You love your family. But there is so much you want to say that you swallow and eat for the “sake” of the holiday and for the “sake” of the family. But why do we stop ourselves from saying what we really feel? For many, family is a mixed bag of love-hate relationships. You love them, but ehh- you almost could not like them at all if they weren’t related to you.
Maybe it is a girl thing, but girls are conditioned to play nice and not hurt anyone’s feelings. Boys can be bullies. But girls have to “play nice.” We can’t say what is really on our minds.
Hence, if you are asked the famous question, “Does this dress make me look fat?” you deflect to the other dress that is more fashion-friendly and covers up that wide load of your derriere. But what about the harder questions? You know, the ones that are taboo and no one in the family talks about.

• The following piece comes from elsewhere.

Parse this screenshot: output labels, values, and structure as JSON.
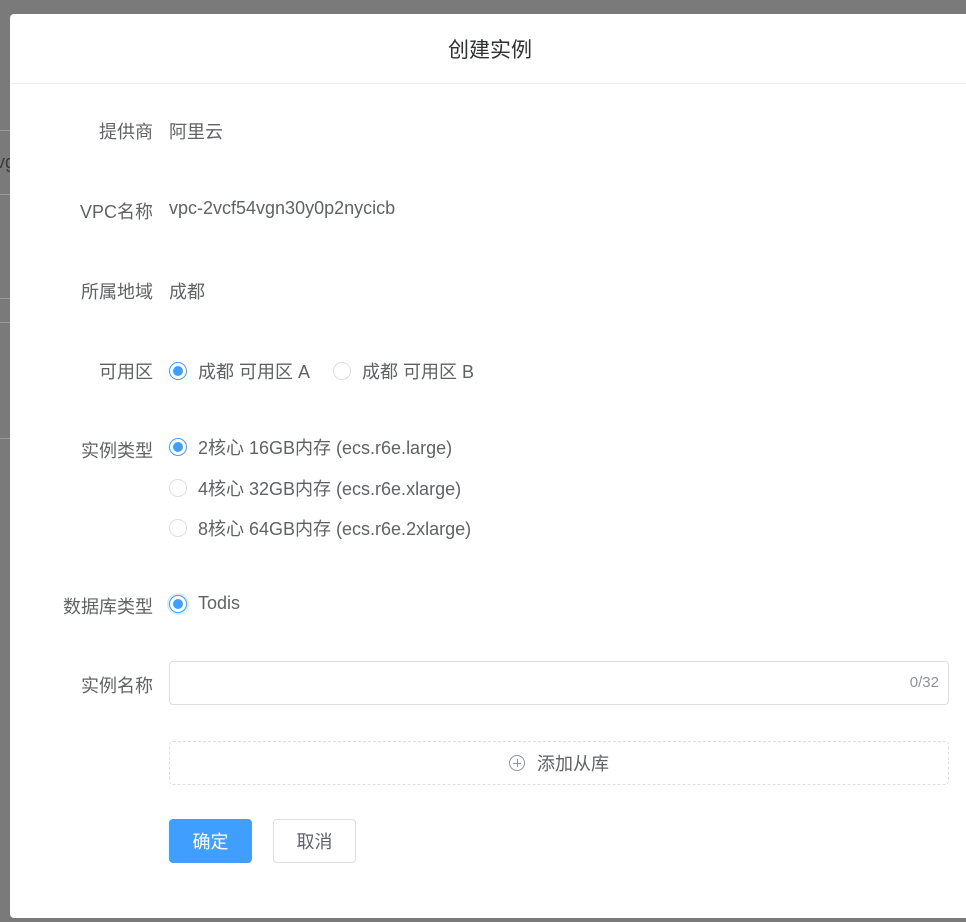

A sweet young woman called me and confided that she and her sister had been molested by a family member many years ago. She was wondering what the statute of limitations was on something so long ago. I looked it up and broke the news that that statute had long passed. I also conveyed my sadness that so many other relatives and matriarchs in the family had failed these sweet, now accomplished women. Why didn’t the family matriarchs and patriarchs say something back then? That was what I was sad about for them.
Can you imagine going to Thanksgiving or Christmas and having to be one big happy family and passing the peas and corn to your childhood abuser? Yet, for many during the holidays, that is what we expect for everyone to just bury the hatchet and be happy.